Get your financial house in order. Here's how to pare, organize and shred your piles of documents. It's easy, smart and cathartic.
Spring, with new life popping up everywhere, is the source of many an impulse to start afresh. The spring cleaning tradition reaches back a long way, as Country Magazine’s readers’ tales of spring cleaning with their families attest. Apply the tradition to the mess of files and financial records — paper and virtual — that have piled up in your life.
Here’s how to get going:
1. Set a goal
A project like spring cleaning can eat you alive, unless you set some limits. Decide what you want to accomplish. You can always return to the job next week or next year, so make it manageable. Some ideas:
- Clear out two years’ worth of old tax documents.
- Sort through one or two boxes of old papers or file cabinet drawers.
- Clean out the closet that’s stuffed with old papers.
2. Know how long to keep paperwork
Don’t get carried away and toss absolutely everything. Here’s what to keep, and for how long:
Copies of your tax returns. Keep these forever. “They help in preparing future tax returns and making computations if you file an amended return,” the IRS says. Also, old tax returns offer proof, should you ever need it, that you filed taxes in those years.
Supporting tax documents and receipts. The IRS recommends that you keep supporting documents for as long as you can be audited or held responsible for the filings. Here are a few rules of thumb:
- The IRS says it generally audits taxes back three years, so keep records supporting deductions at least three years after a return was due or filed. However, the IRS also says, “Generally, if a substantial error is identified, the IRS will not go back more than the last six years.” So you may want to hold onto records for six years to be sure you’re covered.
- Keep payroll tax records six years.
- If you filed a fraudulent tax return, you’re on the hook forever, so hold onto supporting documents.
- If you failed to report income worth more than 25 percent of the gross amount you reported, you’re liable to the IRS for six years.
Documents to support an insurance claim. To help substantiate a claim should you ever need to make one, ask your home-, rental- or auto-insurance companies or agents which documents you should keep and how long to hold them.

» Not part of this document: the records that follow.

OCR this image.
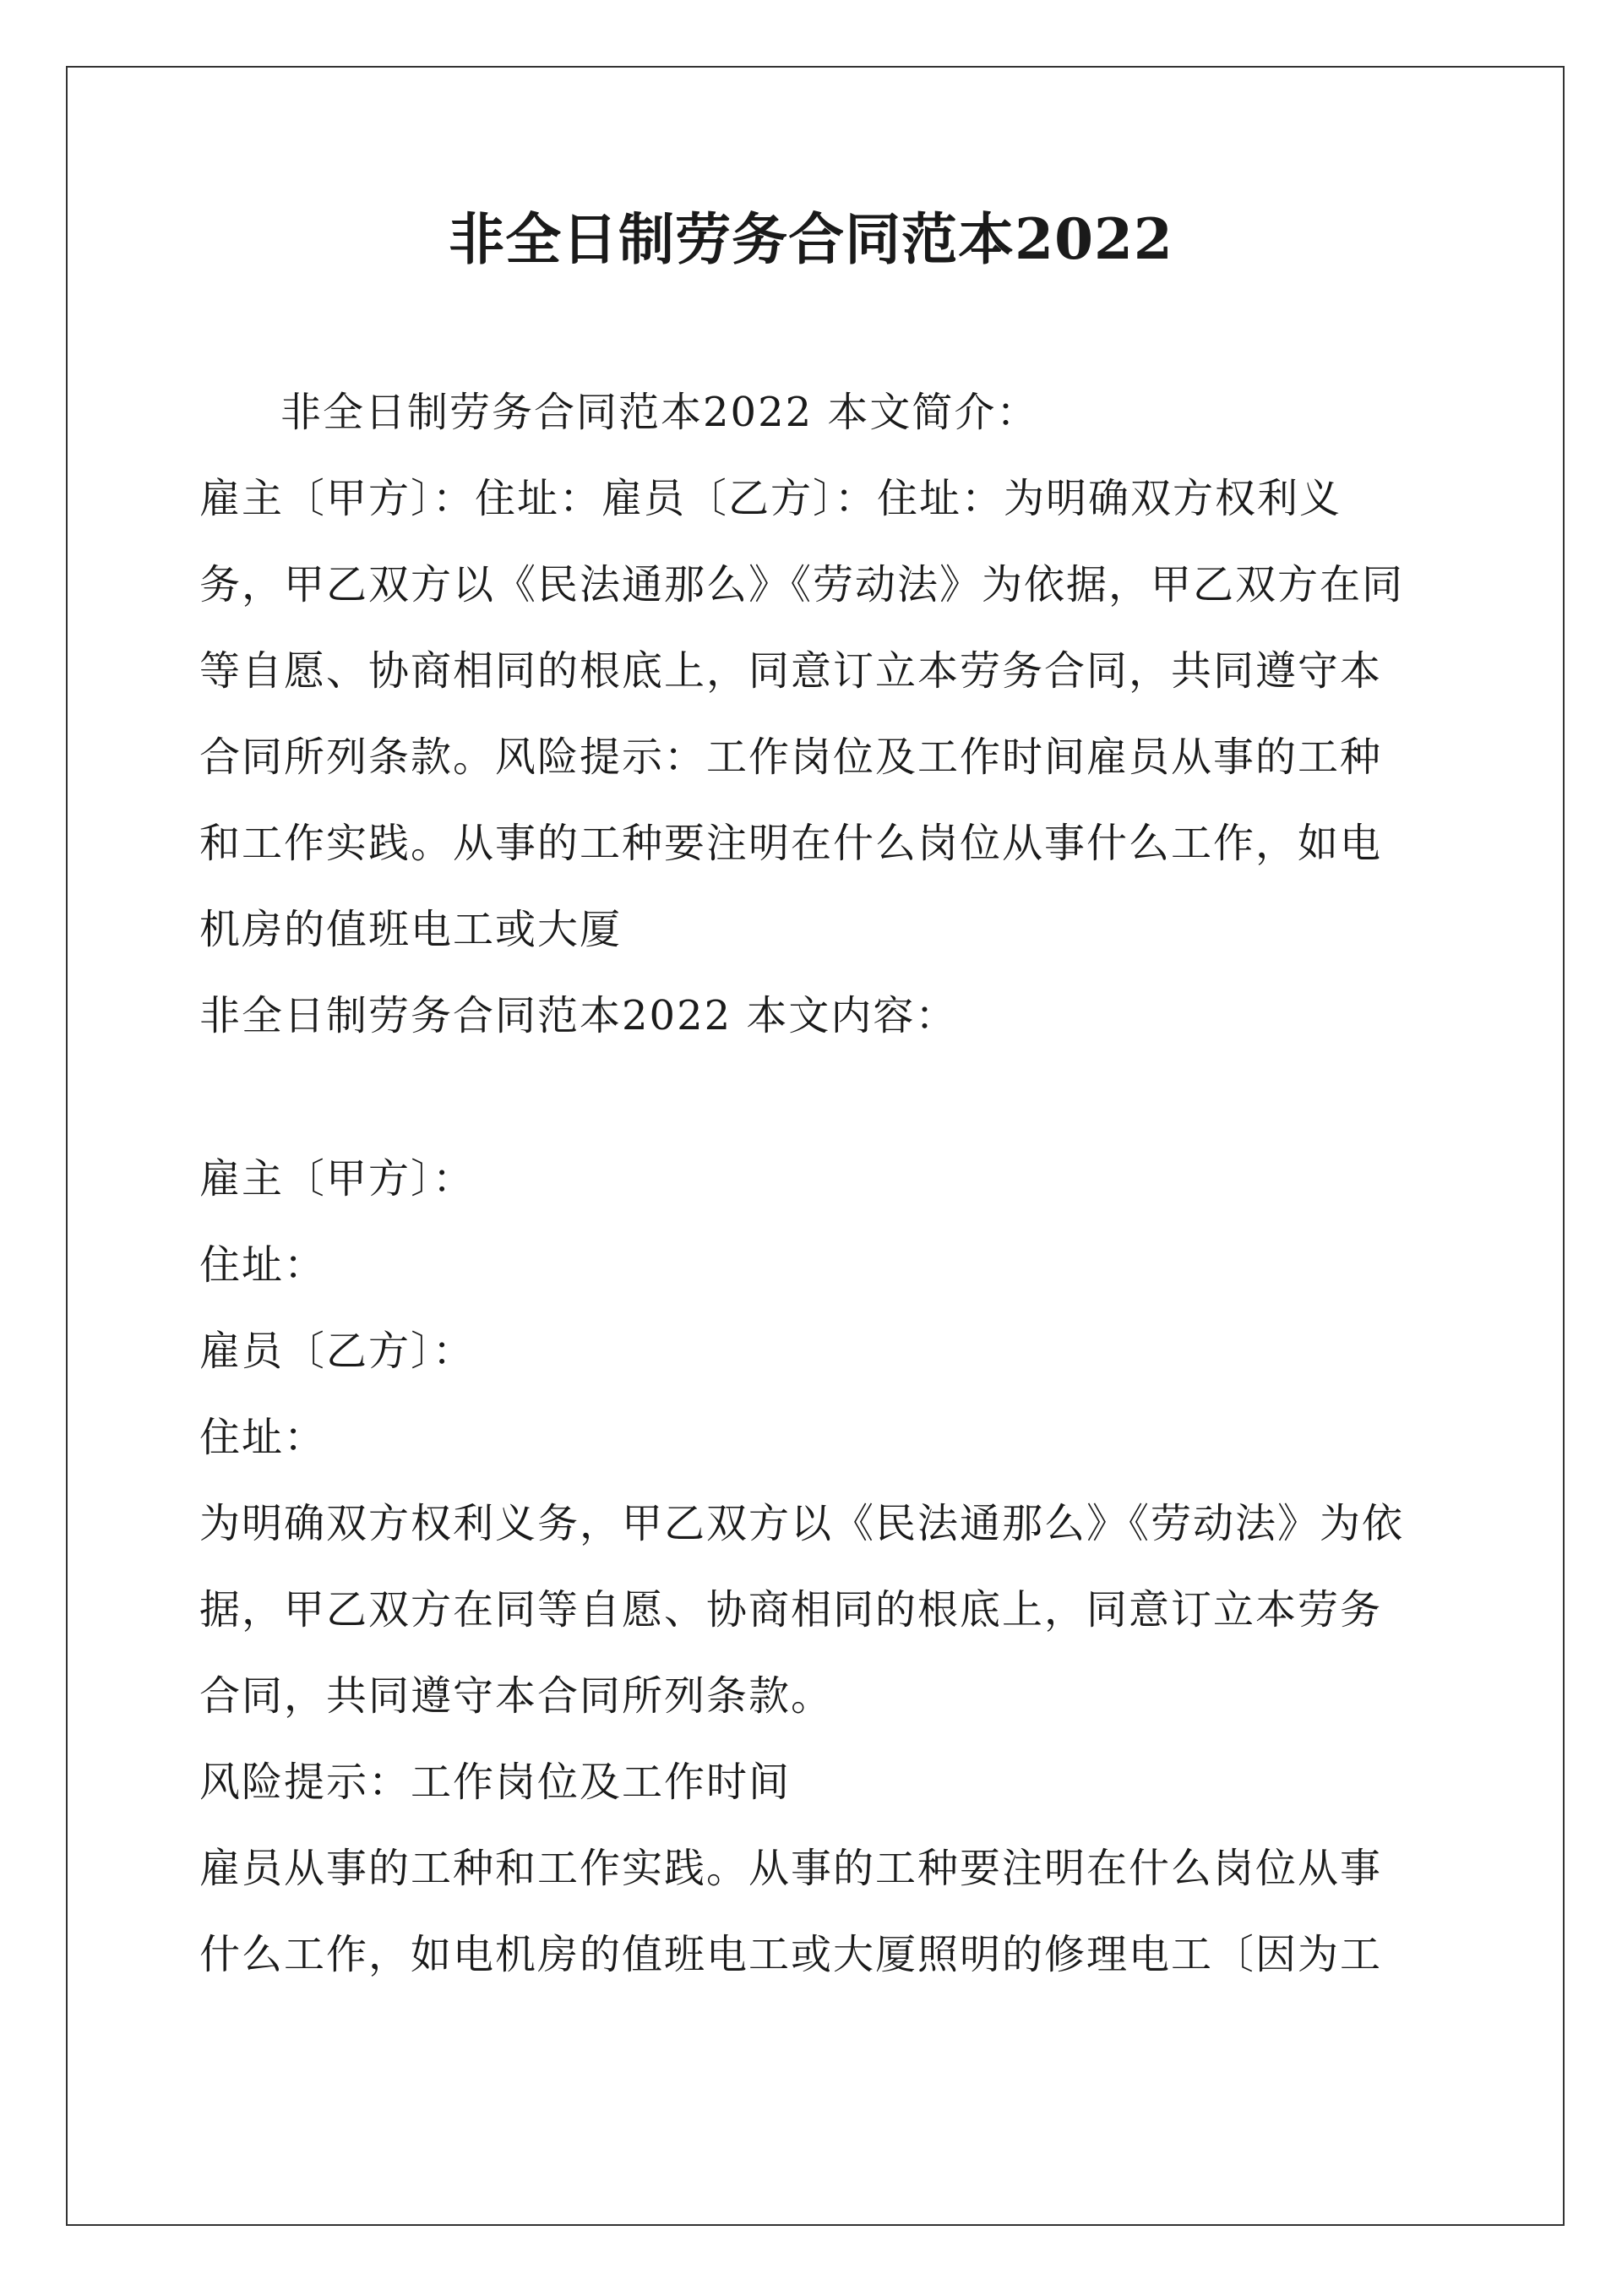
非全日制劳务合同范本2022
非全日制劳务合同范本2022 本文简介：
雇主〔甲方〕：住址：雇员〔乙方〕：住址：为明确双方权利义
务，甲乙双方以《民法通那么》《劳动法》为依据，甲乙双方在同
等自愿、协商相同的根底上，同意订立本劳务合同，共同遵守本
合同所列条款。风险提示：工作岗位及工作时间雇员从事的工种
和工作实践。从事的工种要注明在什么岗位从事什么工作，如电
机房的值班电工或大厦
非全日制劳务合同范本2022 本文内容：
雇主〔甲方〕：
住址：
雇员〔乙方〕：
住址：
为明确双方权利义务，甲乙双方以《民法通那么》《劳动法》为依
据，甲乙双方在同等自愿、协商相同的根底上，同意订立本劳务
合同，共同遵守本合同所列条款。
风险提示：工作岗位及工作时间
雇员从事的工种和工作实践。从事的工种要注明在什么岗位从事
什么工作，如电机房的值班电工或大厦照明的修理电工〔因为工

3. Discard papers if you have stored electronic copies
Before tossing documents, check with banks and financial services companies, including your 401(k) provider, to learn how long they retain electronic copies of your records.
4. Back up
Download electronic copies of bank and insurance records and other important documents to your computer and back them up onto a separate hard drive or cloud storage.
5. Back up your backups
It’s smart to have backups for your backups. Use a second hard drive or buy a subscription to an always-on backup service that constantly copies your entire computer’s contents to a secure cloud storage for a minimal fee.

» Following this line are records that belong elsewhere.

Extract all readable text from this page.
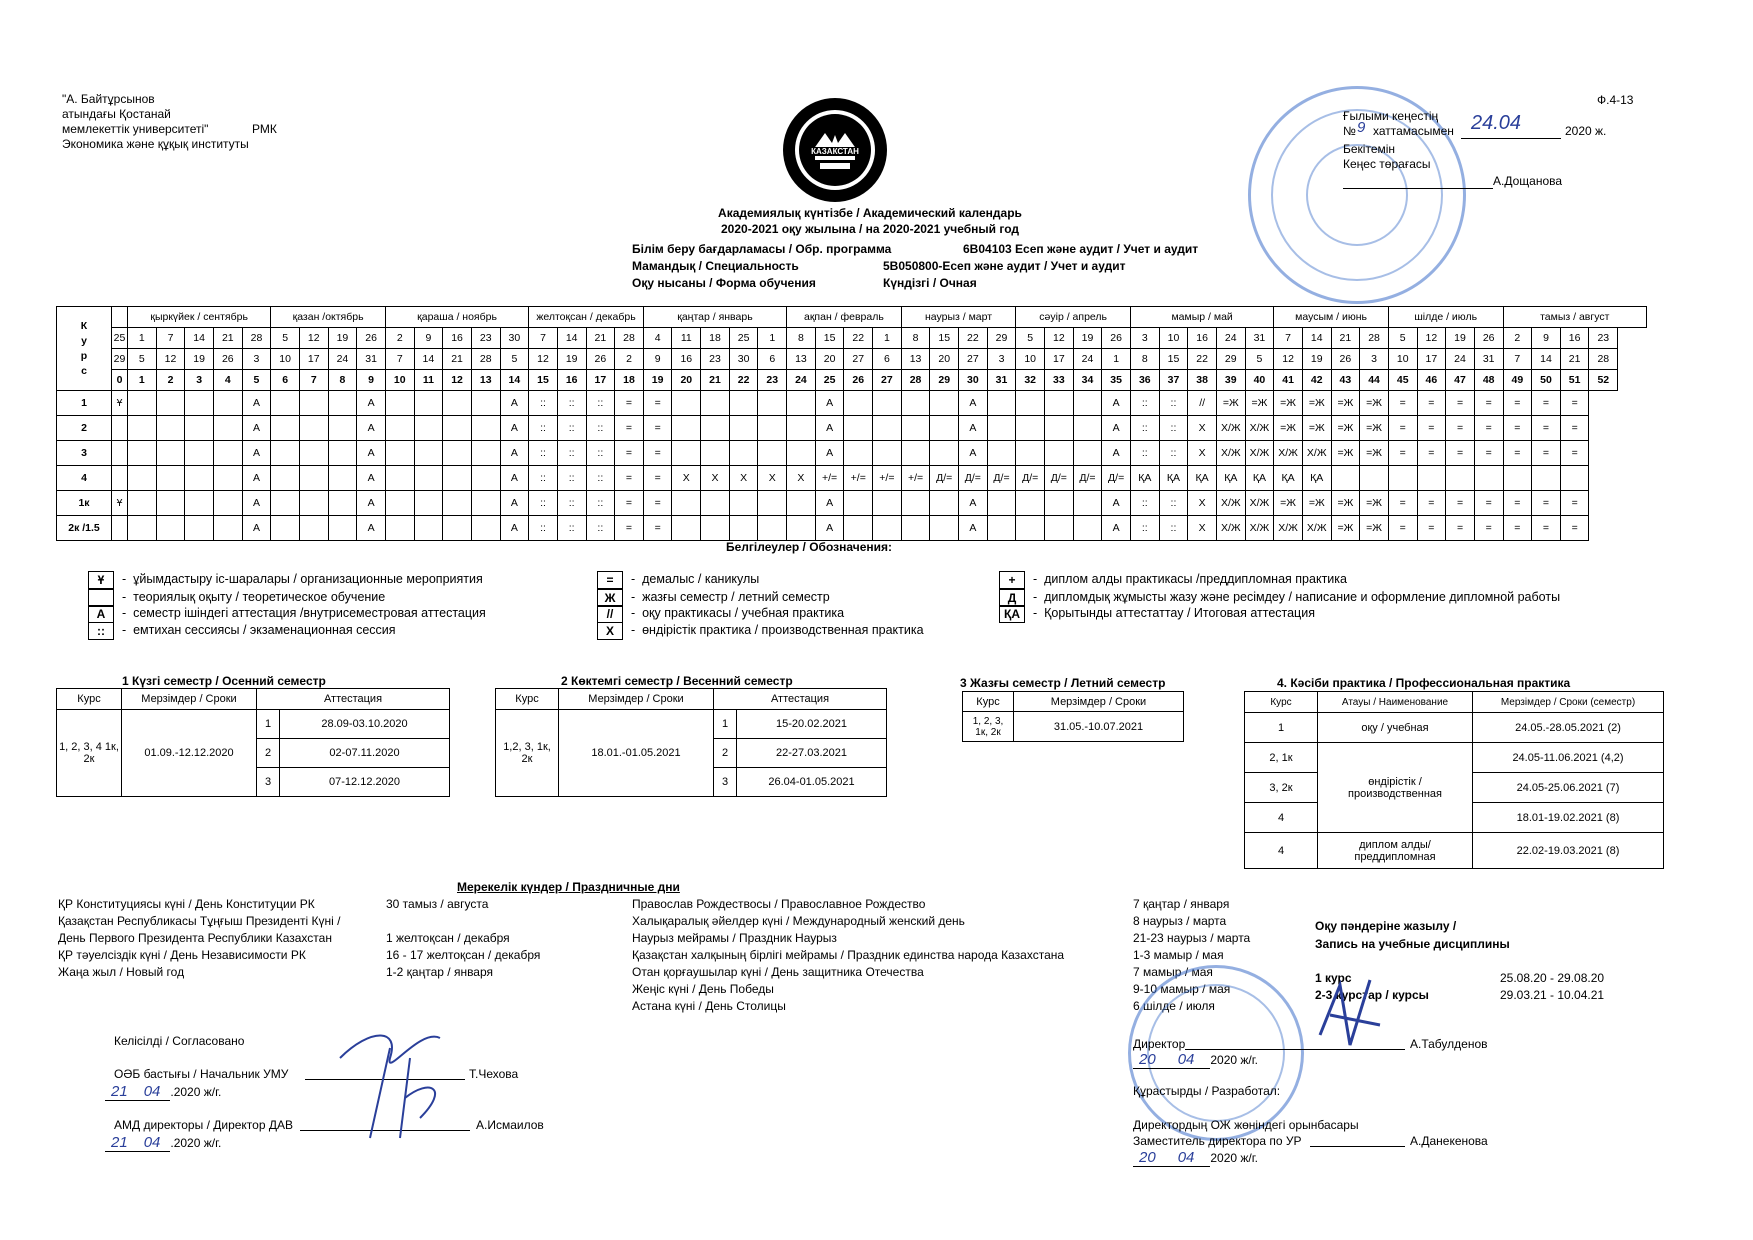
"А. Байтұрсынов
атындағы Қостанай
мемлекеттік университеті"	РМК
Экономика және құқық институты
Ф.4-13
КАЗАКСТАН
Ғылыми кеңестің
№ 9 хаттамасымен 24.04	2020 ж.
Бекітемін
Кеңес төрағасы
А.Дощанова
Академиялық күнтізбе / Академический календарь
2020-2021 оқу жылына / на 2020-2021 учебный год
Білім беру бағдарламасы / Обр. программа	6В04103 Есеп және аудит / Учет и аудит
Мамандық / Специальность	5В050800-Есеп және аудит / Учет и аудит
Оқу нысаны / Форма обучения	Күндізгі / Очная
К
у
р
с		қыркүйек / сентябрь					қазан /октябрь				қараша / ноябрь					желтоқсан / декабрь				қаңтар / январь					ақпан / февраль				наурыз / март				сәуір / апрель				мамыр / май					маусым / июнь				шілде / июль				тамыз / август			
	25	1	7	14	21	28	5	12	19	26	2	9	16	23	30	7	14	21	28	4	11	18	25	1	8	15	22	1	8	15	22	29	5	12	19	26	3	10	16	24	31	7	14	21	28	5	12	19	26	2	9	16	23
	29	5	12	19	26	3	10	17	24	31	7	14	21	28	5	12	19	26	2	9	16	23	30	6	13	20	27	6	13	20	27	3	10	17	24	1	8	15	22	29	5	12	19	26	3	10	17	24	31	7	14	21	28
	0	1	2	3	4	5	6	7	8	9	10	11	12	13	14	15	16	17	18	19	20	21	22	23	24	25	26	27	28	29	30	31	32	33	34	35	36	37	38	39	40	41	42	43	44	45	46	47	48	49	50	51	52
1	Ұ					А				А					А	::	::	::	=	=						А					А					А	::	::	//	=Ж	=Ж	=Ж	=Ж	=Ж	=Ж	=	=	=	=	=	=	=	
2						А				А					А	::	::	::	=	=						А					А					А	::	::	Х	Х/Ж	Х/Ж	=Ж	=Ж	=Ж	=Ж	=	=	=	=	=	=	=	
3						А				А					А	::	::	::	=	=						А					А					А	::	::	Х	Х/Ж	Х/Ж	Х/Ж	Х/Ж	=Ж	=Ж	=	=	=	=	=	=	=	
4						А				А					А	::	::	::	=	=	Х	Х	Х	Х	Х	+/=	+/=	+/=	+/=	Д/=	Д/=	Д/=	Д/=	Д/=	Д/=	Д/=	ҚА	ҚА	ҚА	ҚА	ҚА	ҚА	ҚА										
1к	Ұ					А				А					А	::	::	::	=	=						А					А					А	::	::	Х	Х/Ж	Х/Ж	=Ж	=Ж	=Ж	=Ж	=	=	=	=	=	=	=	
2к /1.5						А				А					А	::	::	::	=	=						А					А					А	::	::	Х	Х/Ж	Х/Ж	Х/Ж	Х/Ж	=Ж	=Ж	=	=	=	=	=	=	=	
Белгілеулер / Обозначения:
Ұ	-  ұйымдастыру іс-шаралары / организационные мероприятия
-  теориялық оқыту / теоретическое обучение
А	-  семестр ішіндегі аттестация /внутрисеместровая аттестация
::	-  емтихан сессиясы / экзаменационная сессия
=	-  демалыс / каникулы
Ж	-  жазғы семестр / летний семестр
//	-  оқу практикасы / учебная практика
Х	-  өндірістік практика / производственная практика
+	-  диплом алды практикасы /преддипломная практика
Д	-  дипломдық жұмысты жазу және ресімдеу / написание и оформление дипломной работы
ҚА	-  Қорытынды аттестаттау / Итоговая аттестация
1 Күзгі семестр / Осенний семестр
Курс	Мерзімдер / Сроки	Аттестация	
1, 2, 3, 4 1к, 2к	01.09.-12.12.2020	1	28.09-03.10.2020
		2	02-07.11.2020
		3	07-12.12.2020
2 Көктемгі семестр / Весенний семестр
Курс	Мерзімдер / Сроки	Аттестация	
1,2, 3, 1к, 2к	18.01.-01.05.2021	1	15-20.02.2021
		2	22-27.03.2021
		3	26.04-01.05.2021
3 Жазғы семестр / Летний семестр
Курс	Мерзімдер / Сроки
1, 2, 3, 1к, 2к	31.05.-10.07.2021
4. Кәсіби практика / Профессиональная практика
Курс	Атауы / Наименование	Мерзімдер / Сроки (семестр)
1	оқу / учебная	24.05.-28.05.2021 (2)
2, 1к	өндірістік / производственная	24.05-11.06.2021 (4,2)
3, 2к		24.05-25.06.2021 (7)
4		18.01-19.02.2021 (8)
4	диплом алды/ преддипломная	22.02-19.03.2021 (8)
Мерекелік күндер / Праздничные дни
ҚР Конституциясы күні / День Конституции РК	30 тамыз / августа
Қазақстан Республикасы Тұңғыш Президенті Күні /
День Первого Президента Республики Казахстан	1 желтоқсан / декабря
ҚР тәуелсіздік күні / День Независимости РК	16 - 17 желтоқсан / декабря
Жаңа жыл / Новый год	1-2 қаңтар / января
Православ Рождествосы / Православное Рождество	7 қаңтар / января
Халықаралық әйелдер күні / Международный женский день	8 наурыз / марта
Наурыз мейрамы / Праздник Наурыз	21-23 наурыз / марта
Қазақстан халқының бірлігі мейрамы / Праздник единства народа Казахстана	1-3 мамыр / мая
Отан қорғаушылар күні / День защитника Отечества	7 мамыр / мая
Жеңіс күні / День Победы	9-10 мамыр / мая
Астана күні / День Столицы	6 шілде / июля
Оқу пәндеріне жазылу /
Запись на учебные дисциплины
1 курс	25.08.20 - 29.08.20
2-3 курстар / курсы	29.03.21 - 10.04.21
Келісілді / Согласовано
ОӘБ бастығы / Начальник УМУ	Т.Чехова
21 04 .2020 ж/г.
АМД директоры / Директор ДАВ	А.Исмаилов
21 04 .2020 ж/г.
Директор	А.Табулденов
20 04 2020 ж/г.
Құрастырды / Разработал:
Директордың ОЖ жөніндегі орынбасары
Заместитель директора по УР	А.Данекенова
20 04 2020 ж/г.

The Wirecutter’s review of backup plans recommends Crashplan first and Backblaze second. “Both allow for unlimited storage of one or more computers for roughly $4-5 a month, depending upon how far in advance you pay,” the article says.

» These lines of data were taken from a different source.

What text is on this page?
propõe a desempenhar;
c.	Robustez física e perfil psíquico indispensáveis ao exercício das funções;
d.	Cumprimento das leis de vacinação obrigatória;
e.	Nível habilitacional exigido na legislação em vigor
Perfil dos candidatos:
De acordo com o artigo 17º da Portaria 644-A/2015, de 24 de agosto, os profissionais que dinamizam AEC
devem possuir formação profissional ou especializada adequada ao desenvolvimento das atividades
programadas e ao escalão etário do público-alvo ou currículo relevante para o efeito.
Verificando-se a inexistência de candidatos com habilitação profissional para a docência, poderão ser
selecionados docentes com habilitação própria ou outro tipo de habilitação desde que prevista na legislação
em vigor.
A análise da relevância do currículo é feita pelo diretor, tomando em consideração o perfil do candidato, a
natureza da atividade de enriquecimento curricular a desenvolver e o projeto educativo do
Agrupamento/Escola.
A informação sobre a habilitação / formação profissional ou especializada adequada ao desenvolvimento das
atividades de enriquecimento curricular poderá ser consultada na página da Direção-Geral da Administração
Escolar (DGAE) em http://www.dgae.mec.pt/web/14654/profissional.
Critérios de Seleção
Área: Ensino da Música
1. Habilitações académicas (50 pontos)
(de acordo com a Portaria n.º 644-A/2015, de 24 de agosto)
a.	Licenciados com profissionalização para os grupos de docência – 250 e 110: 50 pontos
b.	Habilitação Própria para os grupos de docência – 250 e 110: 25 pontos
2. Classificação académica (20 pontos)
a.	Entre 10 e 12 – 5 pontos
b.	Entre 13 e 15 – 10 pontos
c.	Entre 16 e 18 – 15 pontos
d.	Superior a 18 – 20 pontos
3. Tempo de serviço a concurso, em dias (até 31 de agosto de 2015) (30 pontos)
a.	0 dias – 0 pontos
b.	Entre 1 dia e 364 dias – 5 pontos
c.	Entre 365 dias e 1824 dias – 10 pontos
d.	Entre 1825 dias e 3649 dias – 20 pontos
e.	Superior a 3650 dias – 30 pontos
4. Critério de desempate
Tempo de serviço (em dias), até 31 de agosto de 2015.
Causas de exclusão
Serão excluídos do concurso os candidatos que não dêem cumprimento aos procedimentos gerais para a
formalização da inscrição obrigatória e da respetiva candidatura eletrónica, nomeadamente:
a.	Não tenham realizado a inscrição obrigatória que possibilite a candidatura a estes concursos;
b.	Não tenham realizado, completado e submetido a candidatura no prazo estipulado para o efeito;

For more on backups and paring back files on your personal devices, read 5 Steps to Spring Clean Your Tech
6. Decide what to shred
Toss instruction manuals for things you no longer own, utility bills, receipts, reconciled bank statements, canceled checks, old newspapers and correspondence unless it’s really precious.
After refinancing your mortgage you can get rid of most of the paperwork. Keep the entire set of documents from your last refinance. Otherwise, “you only need to keep the closing summary that documents your costs and the paid-in-full letter from the old mortgage,” says Consumer Reports.
7. Buy a scanner and use it daily
Get into the practice of scanning and then shredding documents you want to retain. Organize your computer files so you can easily drop them into the right folders. The Wirecutter recently tested and reviewed portable document scanners.
8. Don’t toss it, shred it
Don’t risk identity theft by throwing personal documents into the trash.
If you don’t have a shredder, or if yours isn’t powerful, safe or easy to use, buy a new crosscut (for best security) shredder. Read Good Housekeeping’s reviews of 25 shredders.
Or, if your shredding is fairly lightweight (a few things a month), take The Wirecutter’s advice — the site tests products before recommending — and buy the $50 AmazonBasics 12-Sheet Cross-Cut Paper/CD/Credit Card Shredder. For harder duty, The Wirecutter prefers Fellowes 100% Jam Proof Shredder, 73Ci 12-Sheet Cross-Cut, which sells for around $150.
Few people are willing to shred years’ worth of documents at home. But if you are one of them, give your shredder frequent rests to prevent overheating and oil the cutting mechanism often or use shredder lubrication sheets. Read the manufacturer’s instructions before testing your shredder’s limits.